Conifer of large dimensions, reaches and exceeds 40 meters of height. When young it has a pyramidal bearing, while in older plants the branches can take an almost horizontal course, giving the foliage an expanded and majestic bearing. The bark is dark grey and with age it cracks forming small scales.

It is a very rustic plant, undemanding in terms of soil, resistant to pollution and low temperatures.

The leaves are needle-shaped of grey-blue-silver colour that differ according to age: those of the young branches are softer, isolated and spirally arranged on the branch, while those of the old branches are joined in tufts and are generally much stiffer and shorter than the previous ones.

Male and female reproductive structures are on the same plant.
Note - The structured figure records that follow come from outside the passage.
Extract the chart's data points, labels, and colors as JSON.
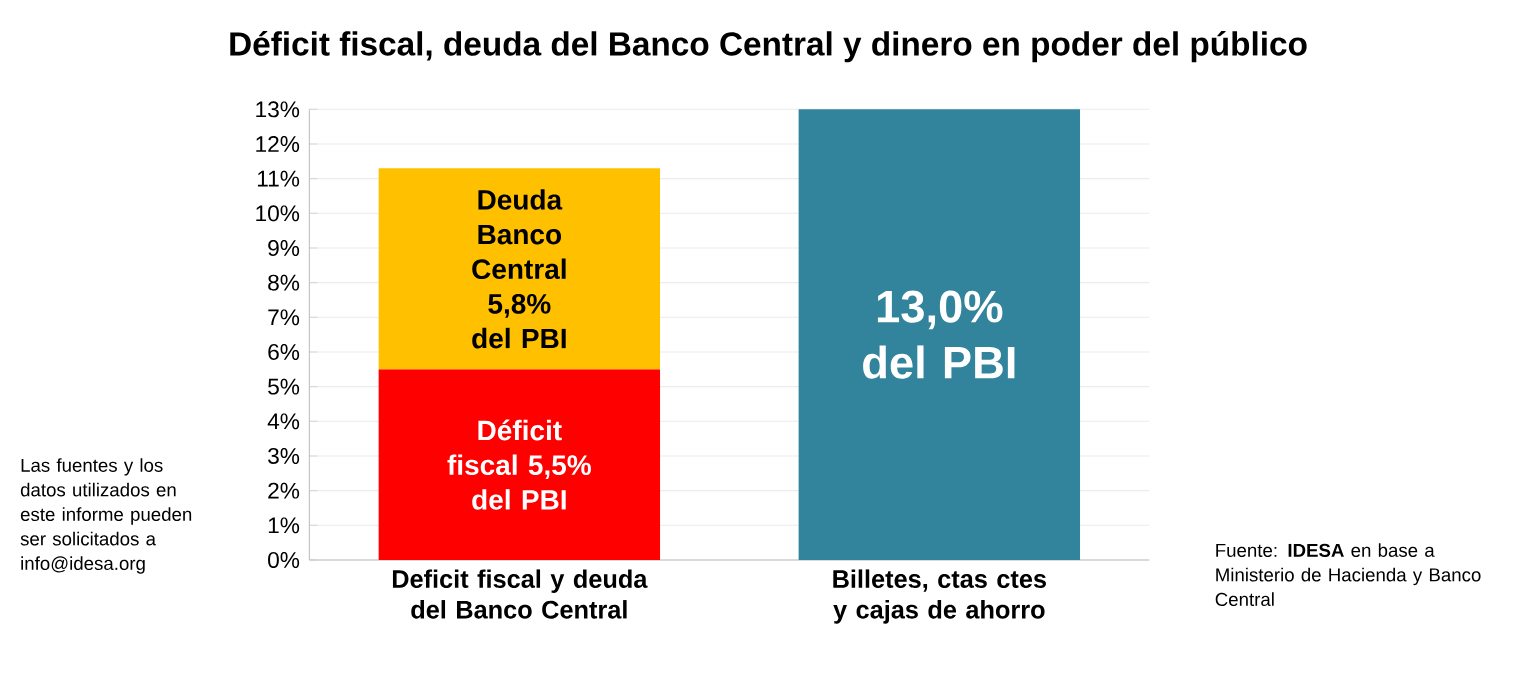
{
  "chart_data": {
    "type": "bar",
    "stacked": true,
    "title": "Déficit fiscal, deuda del Banco Central y dinero en poder del público",
    "categories": [
      "Deficit fiscal y deuda del Banco Central",
      "Billetes, ctas ctes y cajas de ahorro"
    ],
    "series": [
      {
        "color": "#ff0000",
        "values": [
          5.5,
          null
        ],
        "value_labels": [
          "Déficit fiscal 5,5% del PBI",
          null
        ]
      },
      {
        "color": "#ffc000",
        "values": [
          5.8,
          null
        ],
        "value_labels": [
          "Deuda Banco Central 5,8% del PBI",
          null
        ]
      },
      {
        "color": "#31849b",
        "values": [
          null,
          13.0
        ],
        "value_labels": [
          null,
          "13,0% del PBI"
        ]
      }
    ],
    "ylim": [
      0,
      13
    ],
    "yticks": [
      {
        "value": 0,
        "label": "0%"
      },
      {
        "value": 1,
        "label": "1%"
      },
      {
        "value": 2,
        "label": "2%"
      },
      {
        "value": 3,
        "label": "3%"
      },
      {
        "value": 4,
        "label": "4%"
      },
      {
        "value": 5,
        "label": "5%"
      },
      {
        "value": 6,
        "label": "6%"
      },
      {
        "value": 7,
        "label": "7%"
      },
      {
        "value": 8,
        "label": "8%"
      },
      {
        "value": 9,
        "label": "9%"
      },
      {
        "value": 10,
        "label": "10%"
      },
      {
        "value": 11,
        "label": "11%"
      },
      {
        "value": 12,
        "label": "12%"
      },
      {
        "value": 13,
        "label": "13%"
      }
    ],
    "grid": "y",
    "annotations": [
      "Las fuentes y los datos utilizados en este informe pueden ser solicitados a info@idesa.org",
      "Fuente: **IDESA** en base a Ministerio de Hacienda y Banco Central"
    ]
  }
}
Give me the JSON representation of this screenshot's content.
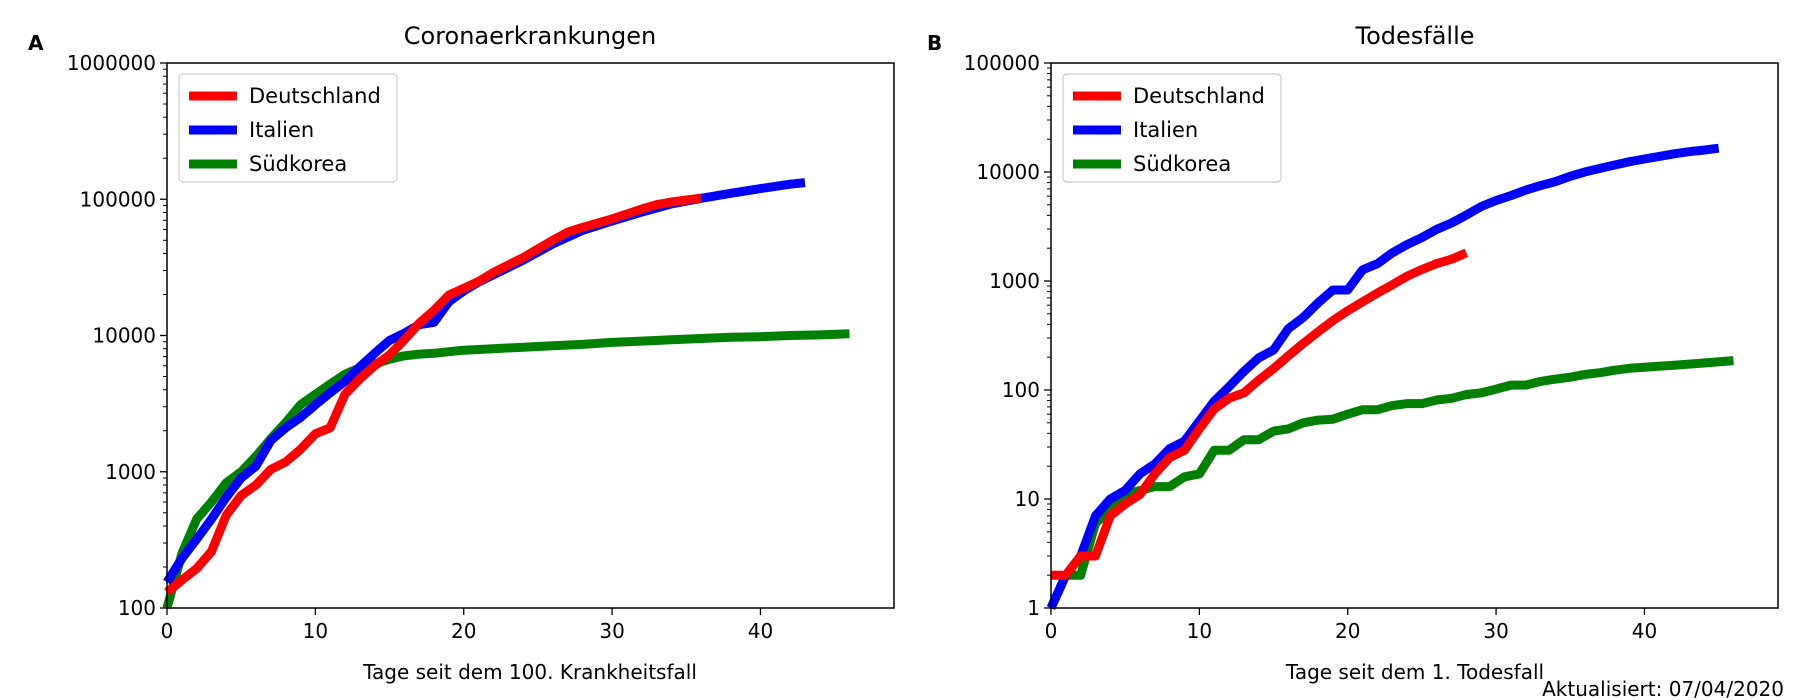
{
  "updated_label": "Aktualisiert: 07/04/2020",
  "colors": {
    "Deutschland": "#ff0000",
    "Italien": "#0000ff",
    "Südkorea": "#008000"
  },
  "chart_data": [
    {
      "panel": "A",
      "type": "line",
      "title": "Coronaerkrankungen",
      "xlabel": "Tage seit dem 100. Krankheitsfall",
      "ylabel": "",
      "yscale": "log",
      "xlim": [
        0,
        49
      ],
      "ylim": [
        100,
        1000000
      ],
      "xticks": [
        0,
        10,
        20,
        30,
        40
      ],
      "yticks": [
        100,
        1000,
        10000,
        100000,
        1000000
      ],
      "legend_position": "top-left",
      "series": [
        {
          "name": "Südkorea",
          "points": [
            [
              0,
              100
            ],
            [
              1,
              250
            ],
            [
              2,
              450
            ],
            [
              3,
              600
            ],
            [
              4,
              830
            ],
            [
              5,
              1000
            ],
            [
              6,
              1300
            ],
            [
              7,
              1750
            ],
            [
              8,
              2300
            ],
            [
              9,
              3100
            ],
            [
              10,
              3700
            ],
            [
              11,
              4400
            ],
            [
              12,
              5200
            ],
            [
              13,
              5800
            ],
            [
              14,
              6200
            ],
            [
              15,
              6700
            ],
            [
              16,
              7100
            ],
            [
              17,
              7300
            ],
            [
              18,
              7400
            ],
            [
              19,
              7600
            ],
            [
              20,
              7800
            ],
            [
              22,
              8000
            ],
            [
              24,
              8200
            ],
            [
              26,
              8400
            ],
            [
              28,
              8600
            ],
            [
              30,
              8900
            ],
            [
              32,
              9100
            ],
            [
              34,
              9300
            ],
            [
              36,
              9500
            ],
            [
              38,
              9700
            ],
            [
              40,
              9800
            ],
            [
              42,
              10000
            ],
            [
              44,
              10100
            ],
            [
              46,
              10300
            ]
          ]
        },
        {
          "name": "Italien",
          "points": [
            [
              0,
              155
            ],
            [
              1,
              230
            ],
            [
              2,
              320
            ],
            [
              3,
              450
            ],
            [
              4,
              650
            ],
            [
              5,
              900
            ],
            [
              6,
              1100
            ],
            [
              7,
              1700
            ],
            [
              8,
              2100
            ],
            [
              9,
              2500
            ],
            [
              10,
              3100
            ],
            [
              11,
              3800
            ],
            [
              12,
              4600
            ],
            [
              13,
              5900
            ],
            [
              14,
              7400
            ],
            [
              15,
              9200
            ],
            [
              16,
              10400
            ],
            [
              17,
              12000
            ],
            [
              18,
              12500
            ],
            [
              19,
              17700
            ],
            [
              20,
              21200
            ],
            [
              21,
              24700
            ],
            [
              22,
              27900
            ],
            [
              24,
              35700
            ],
            [
              26,
              47000
            ],
            [
              28,
              59100
            ],
            [
              30,
              69200
            ],
            [
              32,
              80500
            ],
            [
              34,
              92500
            ],
            [
              36,
              101700
            ],
            [
              38,
              110600
            ],
            [
              40,
              119800
            ],
            [
              42,
              128900
            ],
            [
              43,
              132500
            ]
          ]
        },
        {
          "name": "Deutschland",
          "points": [
            [
              0,
              130
            ],
            [
              1,
              160
            ],
            [
              2,
              195
            ],
            [
              3,
              260
            ],
            [
              4,
              480
            ],
            [
              5,
              670
            ],
            [
              6,
              800
            ],
            [
              7,
              1040
            ],
            [
              8,
              1180
            ],
            [
              9,
              1460
            ],
            [
              10,
              1900
            ],
            [
              11,
              2100
            ],
            [
              12,
              3700
            ],
            [
              13,
              4800
            ],
            [
              14,
              6000
            ],
            [
              15,
              7200
            ],
            [
              16,
              9300
            ],
            [
              17,
              12300
            ],
            [
              18,
              15300
            ],
            [
              19,
              19800
            ],
            [
              20,
              22200
            ],
            [
              21,
              24900
            ],
            [
              22,
              29000
            ],
            [
              24,
              37300
            ],
            [
              26,
              50000
            ],
            [
              27,
              57300
            ],
            [
              28,
              62100
            ],
            [
              30,
              71800
            ],
            [
              32,
              84800
            ],
            [
              33,
              91200
            ],
            [
              34,
              95400
            ],
            [
              36,
              102000
            ]
          ]
        }
      ]
    },
    {
      "panel": "B",
      "type": "line",
      "title": "Todesfälle",
      "xlabel": "Tage seit dem 1. Todesfall",
      "ylabel": "",
      "yscale": "log",
      "xlim": [
        0,
        49
      ],
      "ylim": [
        1,
        100000
      ],
      "xticks": [
        0,
        10,
        20,
        30,
        40
      ],
      "yticks": [
        1,
        10,
        100,
        1000,
        10000,
        100000
      ],
      "legend_position": "top-left",
      "series": [
        {
          "name": "Südkorea",
          "points": [
            [
              0,
              1
            ],
            [
              1,
              2
            ],
            [
              2,
              2
            ],
            [
              3,
              6
            ],
            [
              4,
              8
            ],
            [
              5,
              11
            ],
            [
              6,
              12
            ],
            [
              7,
              13
            ],
            [
              8,
              13
            ],
            [
              9,
              16
            ],
            [
              10,
              17
            ],
            [
              11,
              28
            ],
            [
              12,
              28
            ],
            [
              13,
              35
            ],
            [
              14,
              35
            ],
            [
              15,
              42
            ],
            [
              16,
              44
            ],
            [
              17,
              50
            ],
            [
              18,
              53
            ],
            [
              19,
              54
            ],
            [
              20,
              60
            ],
            [
              21,
              66
            ],
            [
              22,
              66
            ],
            [
              23,
              72
            ],
            [
              24,
              75
            ],
            [
              25,
              75
            ],
            [
              26,
              81
            ],
            [
              27,
              84
            ],
            [
              28,
              91
            ],
            [
              29,
              94
            ],
            [
              30,
              102
            ],
            [
              31,
              111
            ],
            [
              32,
              111
            ],
            [
              33,
              120
            ],
            [
              34,
              126
            ],
            [
              35,
              131
            ],
            [
              36,
              139
            ],
            [
              37,
              144
            ],
            [
              38,
              152
            ],
            [
              39,
              158
            ],
            [
              40,
              162
            ],
            [
              42,
              169
            ],
            [
              44,
              177
            ],
            [
              46,
              186
            ]
          ]
        },
        {
          "name": "Italien",
          "points": [
            [
              0,
              1
            ],
            [
              1,
              2
            ],
            [
              2,
              3
            ],
            [
              3,
              7
            ],
            [
              4,
              10
            ],
            [
              5,
              12
            ],
            [
              6,
              17
            ],
            [
              7,
              21
            ],
            [
              8,
              29
            ],
            [
              9,
              34
            ],
            [
              10,
              52
            ],
            [
              11,
              79
            ],
            [
              12,
              107
            ],
            [
              13,
              148
            ],
            [
              14,
              197
            ],
            [
              15,
              233
            ],
            [
              16,
              366
            ],
            [
              17,
              463
            ],
            [
              18,
              631
            ],
            [
              19,
              827
            ],
            [
              20,
              827
            ],
            [
              21,
              1266
            ],
            [
              22,
              1441
            ],
            [
              23,
              1809
            ],
            [
              24,
              2158
            ],
            [
              25,
              2503
            ],
            [
              26,
              2978
            ],
            [
              27,
              3405
            ],
            [
              28,
              4032
            ],
            [
              29,
              4825
            ],
            [
              30,
              5476
            ],
            [
              31,
              6077
            ],
            [
              32,
              6820
            ],
            [
              33,
              7503
            ],
            [
              34,
              8165
            ],
            [
              35,
              9134
            ],
            [
              36,
              10023
            ],
            [
              37,
              10779
            ],
            [
              38,
              11591
            ],
            [
              39,
              12428
            ],
            [
              40,
              13155
            ],
            [
              41,
              13915
            ],
            [
              42,
              14681
            ],
            [
              43,
              15362
            ],
            [
              44,
              15887
            ],
            [
              45,
              16523
            ]
          ]
        },
        {
          "name": "Deutschland",
          "points": [
            [
              0,
              2
            ],
            [
              1,
              2
            ],
            [
              2,
              3
            ],
            [
              3,
              3
            ],
            [
              4,
              7
            ],
            [
              5,
              9
            ],
            [
              6,
              11
            ],
            [
              7,
              17
            ],
            [
              8,
              24
            ],
            [
              9,
              28
            ],
            [
              10,
              44
            ],
            [
              11,
              67
            ],
            [
              12,
              84
            ],
            [
              13,
              94
            ],
            [
              14,
              123
            ],
            [
              15,
              157
            ],
            [
              16,
              206
            ],
            [
              17,
              267
            ],
            [
              18,
              342
            ],
            [
              19,
              433
            ],
            [
              20,
              533
            ],
            [
              21,
              645
            ],
            [
              22,
              775
            ],
            [
              23,
              920
            ],
            [
              24,
              1107
            ],
            [
              25,
              1275
            ],
            [
              26,
              1444
            ],
            [
              27,
              1584
            ],
            [
              28,
              1810
            ]
          ]
        }
      ]
    }
  ]
}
The male ones are assembled in grey and green erect cylindrical cones of 3- 5 cm that ripen at the end of September. The female reproductive structures, on the other hand, are pale green ovoid cones placed on the branches in the terminal position that ripen after the male flowers.

The pine cones are erect, in the shape of a small barrel, with a concave apex and about 8 cm long. They take two years on the plant to ripen and then the scales, fan-shaped with rounded margin, separate one by one from the central axis and disperse the winged seeds.

Curiosity: the wood and foliage are distilled for essential oils.

Selection for the park: low deck plant; height 4- 6 metres.